Finance Minister Ishaq Dar would announce the PML-N government’s fourth budget in the lower house of the parliament with a deficit of Rs1.28 trillion (3.8 percent of the GDP).

The federal cabinet has already approved the budget on Monday, which was chaired by Prime Minister Nawaz Sharif from London through video link. The budget will be growth oriented aimed to generate employment opportunities.

The government would likely impose new taxes worth Rs170 billion to achieve its mammoth revenue collection target of Rs3,635 billion in the fiscal year to come.

It may increase the salaries of the civil servants by 7-10 percent after merging one or two previous adhoc relief in their basic salaries. Pensions are also likely to be enhanced by 7-10 percent.

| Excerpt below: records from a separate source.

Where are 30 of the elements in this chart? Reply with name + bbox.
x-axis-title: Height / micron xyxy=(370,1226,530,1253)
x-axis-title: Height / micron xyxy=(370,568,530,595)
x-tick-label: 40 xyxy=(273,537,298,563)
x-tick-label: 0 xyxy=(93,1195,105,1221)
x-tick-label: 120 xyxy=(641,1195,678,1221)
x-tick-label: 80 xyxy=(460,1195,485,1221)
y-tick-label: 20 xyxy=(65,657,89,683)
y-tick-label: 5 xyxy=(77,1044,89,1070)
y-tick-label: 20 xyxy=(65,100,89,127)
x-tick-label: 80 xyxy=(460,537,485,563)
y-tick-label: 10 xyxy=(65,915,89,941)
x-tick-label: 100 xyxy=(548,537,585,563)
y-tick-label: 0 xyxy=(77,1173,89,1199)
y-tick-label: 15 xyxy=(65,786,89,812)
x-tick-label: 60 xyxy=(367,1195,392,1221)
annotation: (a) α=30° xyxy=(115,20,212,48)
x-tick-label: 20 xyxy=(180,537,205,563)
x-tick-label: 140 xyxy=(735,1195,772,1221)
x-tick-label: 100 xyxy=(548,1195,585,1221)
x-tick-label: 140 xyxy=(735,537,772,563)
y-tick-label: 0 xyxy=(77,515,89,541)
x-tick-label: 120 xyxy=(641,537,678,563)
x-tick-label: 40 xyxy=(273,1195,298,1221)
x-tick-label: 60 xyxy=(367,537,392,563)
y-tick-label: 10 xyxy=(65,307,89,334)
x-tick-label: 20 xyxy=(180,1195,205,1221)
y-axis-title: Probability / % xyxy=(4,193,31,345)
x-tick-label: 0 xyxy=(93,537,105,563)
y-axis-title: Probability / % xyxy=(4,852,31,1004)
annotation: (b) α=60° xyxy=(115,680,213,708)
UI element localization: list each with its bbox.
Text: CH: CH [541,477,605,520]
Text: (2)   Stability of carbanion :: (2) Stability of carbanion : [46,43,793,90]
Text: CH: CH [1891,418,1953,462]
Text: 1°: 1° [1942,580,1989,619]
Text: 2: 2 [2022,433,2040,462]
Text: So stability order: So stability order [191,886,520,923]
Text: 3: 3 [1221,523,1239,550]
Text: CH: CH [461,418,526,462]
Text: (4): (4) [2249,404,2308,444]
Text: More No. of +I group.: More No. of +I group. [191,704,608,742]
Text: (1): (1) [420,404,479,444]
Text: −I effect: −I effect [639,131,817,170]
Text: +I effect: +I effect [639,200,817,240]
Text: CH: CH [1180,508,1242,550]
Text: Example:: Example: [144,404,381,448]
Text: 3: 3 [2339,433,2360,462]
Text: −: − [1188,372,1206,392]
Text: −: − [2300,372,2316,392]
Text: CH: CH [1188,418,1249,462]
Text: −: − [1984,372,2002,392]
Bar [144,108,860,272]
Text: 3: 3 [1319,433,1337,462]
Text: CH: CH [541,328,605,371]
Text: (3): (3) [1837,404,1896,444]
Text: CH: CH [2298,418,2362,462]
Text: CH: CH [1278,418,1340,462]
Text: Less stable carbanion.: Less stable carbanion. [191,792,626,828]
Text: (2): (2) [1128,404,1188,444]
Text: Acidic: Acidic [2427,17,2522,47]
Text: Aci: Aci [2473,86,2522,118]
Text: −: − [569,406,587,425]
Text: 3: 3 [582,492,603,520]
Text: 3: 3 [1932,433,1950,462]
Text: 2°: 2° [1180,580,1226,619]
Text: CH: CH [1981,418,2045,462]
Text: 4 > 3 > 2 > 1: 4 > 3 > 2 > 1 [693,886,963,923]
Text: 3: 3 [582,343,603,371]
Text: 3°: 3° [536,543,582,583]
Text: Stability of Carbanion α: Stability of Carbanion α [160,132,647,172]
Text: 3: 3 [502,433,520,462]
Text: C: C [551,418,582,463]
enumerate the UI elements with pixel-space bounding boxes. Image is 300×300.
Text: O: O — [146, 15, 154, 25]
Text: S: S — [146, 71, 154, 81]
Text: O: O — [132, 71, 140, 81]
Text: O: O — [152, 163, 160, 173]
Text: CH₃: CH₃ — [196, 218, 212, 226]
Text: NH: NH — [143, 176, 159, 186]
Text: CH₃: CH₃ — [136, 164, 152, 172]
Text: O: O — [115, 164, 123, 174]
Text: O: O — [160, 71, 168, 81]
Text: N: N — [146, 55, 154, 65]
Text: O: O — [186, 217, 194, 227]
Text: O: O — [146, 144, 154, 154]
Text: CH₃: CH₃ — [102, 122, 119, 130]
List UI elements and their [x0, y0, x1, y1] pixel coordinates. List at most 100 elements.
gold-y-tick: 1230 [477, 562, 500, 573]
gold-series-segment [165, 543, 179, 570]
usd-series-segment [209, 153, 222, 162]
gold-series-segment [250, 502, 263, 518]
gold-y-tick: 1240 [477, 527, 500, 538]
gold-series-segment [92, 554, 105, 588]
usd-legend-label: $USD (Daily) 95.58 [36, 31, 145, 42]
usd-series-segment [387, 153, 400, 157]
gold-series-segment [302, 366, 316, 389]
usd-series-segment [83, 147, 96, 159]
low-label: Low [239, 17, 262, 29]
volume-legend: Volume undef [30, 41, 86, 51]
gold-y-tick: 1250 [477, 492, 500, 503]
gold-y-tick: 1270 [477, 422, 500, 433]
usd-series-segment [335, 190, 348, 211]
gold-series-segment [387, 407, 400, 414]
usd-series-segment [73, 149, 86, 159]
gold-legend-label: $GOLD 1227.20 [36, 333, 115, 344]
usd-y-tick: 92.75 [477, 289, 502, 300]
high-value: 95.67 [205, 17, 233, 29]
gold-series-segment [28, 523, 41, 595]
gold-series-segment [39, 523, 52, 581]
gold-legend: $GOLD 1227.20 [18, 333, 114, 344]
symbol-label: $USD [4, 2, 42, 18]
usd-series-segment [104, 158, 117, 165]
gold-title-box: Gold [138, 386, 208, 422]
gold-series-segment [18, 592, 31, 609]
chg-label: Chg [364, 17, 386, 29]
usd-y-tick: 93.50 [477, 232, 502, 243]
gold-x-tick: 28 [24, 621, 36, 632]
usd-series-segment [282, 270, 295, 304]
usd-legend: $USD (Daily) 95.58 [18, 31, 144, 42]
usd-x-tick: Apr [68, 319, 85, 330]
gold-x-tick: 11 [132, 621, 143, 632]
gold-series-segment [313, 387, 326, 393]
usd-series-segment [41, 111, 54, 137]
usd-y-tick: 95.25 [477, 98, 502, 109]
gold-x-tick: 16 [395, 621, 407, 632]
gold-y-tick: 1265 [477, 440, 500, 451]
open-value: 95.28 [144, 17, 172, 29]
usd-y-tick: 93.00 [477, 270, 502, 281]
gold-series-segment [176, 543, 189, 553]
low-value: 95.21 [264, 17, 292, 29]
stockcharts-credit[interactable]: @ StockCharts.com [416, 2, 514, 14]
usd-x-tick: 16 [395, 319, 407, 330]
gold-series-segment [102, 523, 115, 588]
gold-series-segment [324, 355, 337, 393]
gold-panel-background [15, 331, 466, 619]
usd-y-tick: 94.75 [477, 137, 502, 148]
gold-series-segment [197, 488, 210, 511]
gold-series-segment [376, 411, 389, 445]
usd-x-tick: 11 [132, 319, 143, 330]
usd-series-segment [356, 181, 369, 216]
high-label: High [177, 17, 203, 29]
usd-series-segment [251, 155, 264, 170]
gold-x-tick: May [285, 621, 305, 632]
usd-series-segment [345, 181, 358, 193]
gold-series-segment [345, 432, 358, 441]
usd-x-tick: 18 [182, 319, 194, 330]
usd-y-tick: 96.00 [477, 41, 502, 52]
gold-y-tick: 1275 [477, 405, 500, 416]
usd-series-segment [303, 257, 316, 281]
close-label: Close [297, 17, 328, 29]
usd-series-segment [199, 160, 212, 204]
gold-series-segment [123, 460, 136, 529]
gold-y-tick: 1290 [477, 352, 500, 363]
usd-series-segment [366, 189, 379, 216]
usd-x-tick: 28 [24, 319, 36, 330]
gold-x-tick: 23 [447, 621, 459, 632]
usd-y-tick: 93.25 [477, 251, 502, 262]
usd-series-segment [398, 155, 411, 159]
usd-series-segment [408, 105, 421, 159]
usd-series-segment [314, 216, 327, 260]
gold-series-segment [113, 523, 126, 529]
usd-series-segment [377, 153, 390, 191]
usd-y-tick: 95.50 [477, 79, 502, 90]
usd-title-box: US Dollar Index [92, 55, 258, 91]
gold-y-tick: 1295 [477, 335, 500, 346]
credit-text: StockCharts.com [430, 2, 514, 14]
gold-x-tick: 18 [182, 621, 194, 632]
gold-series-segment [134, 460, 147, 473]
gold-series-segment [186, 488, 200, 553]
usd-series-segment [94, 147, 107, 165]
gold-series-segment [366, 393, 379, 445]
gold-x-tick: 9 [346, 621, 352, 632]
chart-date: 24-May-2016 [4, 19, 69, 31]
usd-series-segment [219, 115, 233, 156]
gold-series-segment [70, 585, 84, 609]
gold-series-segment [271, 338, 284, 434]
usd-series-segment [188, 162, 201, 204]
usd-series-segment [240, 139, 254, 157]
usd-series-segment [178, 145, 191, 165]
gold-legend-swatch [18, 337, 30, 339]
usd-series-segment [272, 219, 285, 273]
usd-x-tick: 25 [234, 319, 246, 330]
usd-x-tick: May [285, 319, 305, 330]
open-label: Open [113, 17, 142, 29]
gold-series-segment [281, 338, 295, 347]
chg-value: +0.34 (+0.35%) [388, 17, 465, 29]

The PML-N government would announce a special relief package for reduction in input costs for agriculture and industrial sectors to boost exports and economic growth rate.

The PM has directed Finance Minister Dar to reduce the urea prices in the budget to reduce the problems of the farmers.

The government would give top priority to the power sector with a total investment plan of Rs410 billion: Rs157 billion to be provided from the budget and Rs253 billion by Wapda, the National Transmission and Dispatch Company and generation companies.

The government is proposing to increase defence spending by over 10 percent to Rs860 billion, up by Rs79 billion from last year.

It would allocate Rs1.354 trillion for debt servicing, Rs245 billion for pensions and Rs169 billion for subsidies. Similarly, it would also kept Rs107 billion for the Benazir Income Support Programme (BISP) for the financial year 2016-2017.

Tax collection target for the Federal Board of Revenue (FBR) has been set at around Rs3,600 billion while non-tax collection target is fixed at Rs950 billion for the upcoming fiscal year.

Pakistan’s foreign exchange reserves target has been fixed at $23.6 billion and tax-to-GDP ratio has been projected at 12.5 percent in the next fiscal year.

The government would impose new taxes worth of Rs170 billion in the budget. The government has increased taxes on cigarettes, cold drinks, mineral water, mobile phones, cosmetics, garments, tea, coffee, sugar, cement and mobile phones, which would increase the price of these commodities.

Meanwhile, the government has also decided to impose 1 percent withholding tax on life insurance and 4 percent for general insurance.

The government is likely to increase dividend income tax rate to 20 percent for non-filers of income tax returns against the existing rates of 17.5pc. It also approved 3pc withholding tax on cars leased by banks and such companies.

The cabinet has approved 10pc sales tax on meat, poultry. The poultry and animal feed to be charged 5pc sales tax. A 17pc tax is approved on soya bean meal, sunflower seed.

Budget document proposes zero GST (general sales tax) on five exports sectors.

The government will keep GDP growth target at 5.7pc for the next fiscal year on the basis of a 3.5pc growth in the agriculture sector, 7.7pc in industry and 5.7pc in the services sector.

Export target for next fiscal year has been set at $24.8 billion - up from $22.3 billion as per provisional estimates for the current year; however, imports are projected to rise by a larger amount - from $39.4 billion to $45.2 billion in 2016-17, leading to a rise in the projected trade balance from $17 billion to $20.5 billion.